On pourrait penser que c‘est un progrès si l‘ingérence se réclame désormais de la défense de la démocratie. Certes, dans un certain sens, et c‘est déjà le signe d‘un changement d‘époque. En effet, les interventions militaires se faisaient naguère pour sauver des régimes dictatoriaux et corrompus en Afrique. Par exemple, les interventions françaises au Gabon en 1964, au Zaïre, pour sauver le dictateur Mobutu en 1978 et 1996, au Tchad en 1983 etc.

Mais à y regarder de près, on peut se demander si ce n‘est pas seulement une opération visant à mieux vendre le même produit.
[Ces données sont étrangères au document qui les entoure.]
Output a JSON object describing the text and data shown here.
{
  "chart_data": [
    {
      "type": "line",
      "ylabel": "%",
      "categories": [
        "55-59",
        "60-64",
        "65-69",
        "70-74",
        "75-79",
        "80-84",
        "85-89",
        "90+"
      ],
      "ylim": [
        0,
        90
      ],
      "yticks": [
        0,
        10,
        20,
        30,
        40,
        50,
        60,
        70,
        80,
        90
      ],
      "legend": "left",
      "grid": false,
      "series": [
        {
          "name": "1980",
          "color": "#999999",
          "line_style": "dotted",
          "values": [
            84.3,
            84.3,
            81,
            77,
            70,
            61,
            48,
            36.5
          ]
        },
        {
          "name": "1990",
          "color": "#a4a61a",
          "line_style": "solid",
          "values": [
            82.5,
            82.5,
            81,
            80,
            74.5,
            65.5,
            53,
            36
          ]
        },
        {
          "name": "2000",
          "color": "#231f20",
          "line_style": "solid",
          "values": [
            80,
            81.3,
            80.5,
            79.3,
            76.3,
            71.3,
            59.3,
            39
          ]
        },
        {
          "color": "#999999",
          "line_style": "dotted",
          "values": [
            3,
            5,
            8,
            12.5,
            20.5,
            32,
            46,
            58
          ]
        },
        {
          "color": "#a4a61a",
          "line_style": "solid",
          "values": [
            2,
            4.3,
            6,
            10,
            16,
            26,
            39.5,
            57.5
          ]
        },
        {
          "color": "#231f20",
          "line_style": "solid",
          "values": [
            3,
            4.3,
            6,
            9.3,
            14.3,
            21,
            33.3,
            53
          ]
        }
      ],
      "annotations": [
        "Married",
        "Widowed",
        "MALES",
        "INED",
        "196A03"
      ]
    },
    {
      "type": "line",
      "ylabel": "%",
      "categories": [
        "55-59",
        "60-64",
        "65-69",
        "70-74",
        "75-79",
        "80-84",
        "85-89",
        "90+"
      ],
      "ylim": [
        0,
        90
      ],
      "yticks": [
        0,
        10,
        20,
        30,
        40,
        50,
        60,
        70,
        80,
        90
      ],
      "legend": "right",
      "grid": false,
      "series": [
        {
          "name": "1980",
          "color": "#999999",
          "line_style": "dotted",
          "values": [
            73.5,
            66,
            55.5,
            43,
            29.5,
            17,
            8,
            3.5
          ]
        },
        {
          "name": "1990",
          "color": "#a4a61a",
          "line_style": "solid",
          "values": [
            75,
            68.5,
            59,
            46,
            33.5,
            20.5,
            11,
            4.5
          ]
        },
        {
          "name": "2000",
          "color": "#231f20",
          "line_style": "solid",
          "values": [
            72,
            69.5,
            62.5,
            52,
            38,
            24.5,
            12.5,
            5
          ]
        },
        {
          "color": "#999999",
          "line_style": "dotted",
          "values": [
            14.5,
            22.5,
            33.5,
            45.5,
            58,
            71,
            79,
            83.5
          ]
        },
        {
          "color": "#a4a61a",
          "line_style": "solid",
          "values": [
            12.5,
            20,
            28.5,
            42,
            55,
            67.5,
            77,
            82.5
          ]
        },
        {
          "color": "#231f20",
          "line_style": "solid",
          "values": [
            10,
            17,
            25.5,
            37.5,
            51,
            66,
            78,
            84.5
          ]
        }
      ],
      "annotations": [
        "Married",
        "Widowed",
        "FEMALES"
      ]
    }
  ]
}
Ouattara est désormais pour toujours un président installé par l‘étranger, et qui plus est par l‘ancienne (et toujours présente) puissance coloniale. Les insurgés libyens ne pourront jamais légitimer leur recours à l‘étranger par l‘objectif atteint du renversement de Kadhafi. Laurent Désiré Kabila, installé par le Rwanda et l‘Ouganda après le renversement du Président Mobutu , s‘est vu tué après qu‘il avait tenté de se dissocié de ces anciens alliés et se pencher sur l‘Angola et le Zimbabwe. On ne fait pas faire sa révolution par les autres ! Dans tous les cas, ceux qui auront eu recours à de tels moyens, n‘auront donné au mieux à eux et à leurs peuples que de nouveaux maitres.

Ceci rappelle l‘illusion, au début du 20ème siècle, d‘une certaine bourgeoisie arabe éclairée au Moyen Orient, fascinée par l‘Occident, qui croyait que celui-ci allait la libérer de la domination turque et lui apporter la démocratie. On sait ce qu‘il en advint. De même, aujourd‘hui, aussi bien au Machrek qu‘au Maghreb, qu‘en Afrique, ceux qui attendent de l‘intervention militaire occidentale, qu‘elle leur apporte la démocratie, ressemblent comme une goutte d‘eau, par une sorte de filiation historique, à ceux qui attendaient du colonialisme la modernité et la civilisation. On ne peut dominer une société sans avoir des relais en son sein. Ceux qui avaient servi de relais au colonialisme y voyaient des aspects positifs, leur descendance, génétique ou spirituelle, voient aujourd‘hui dans l‘ingérence étrangère des aspects positifs pour la démocratie.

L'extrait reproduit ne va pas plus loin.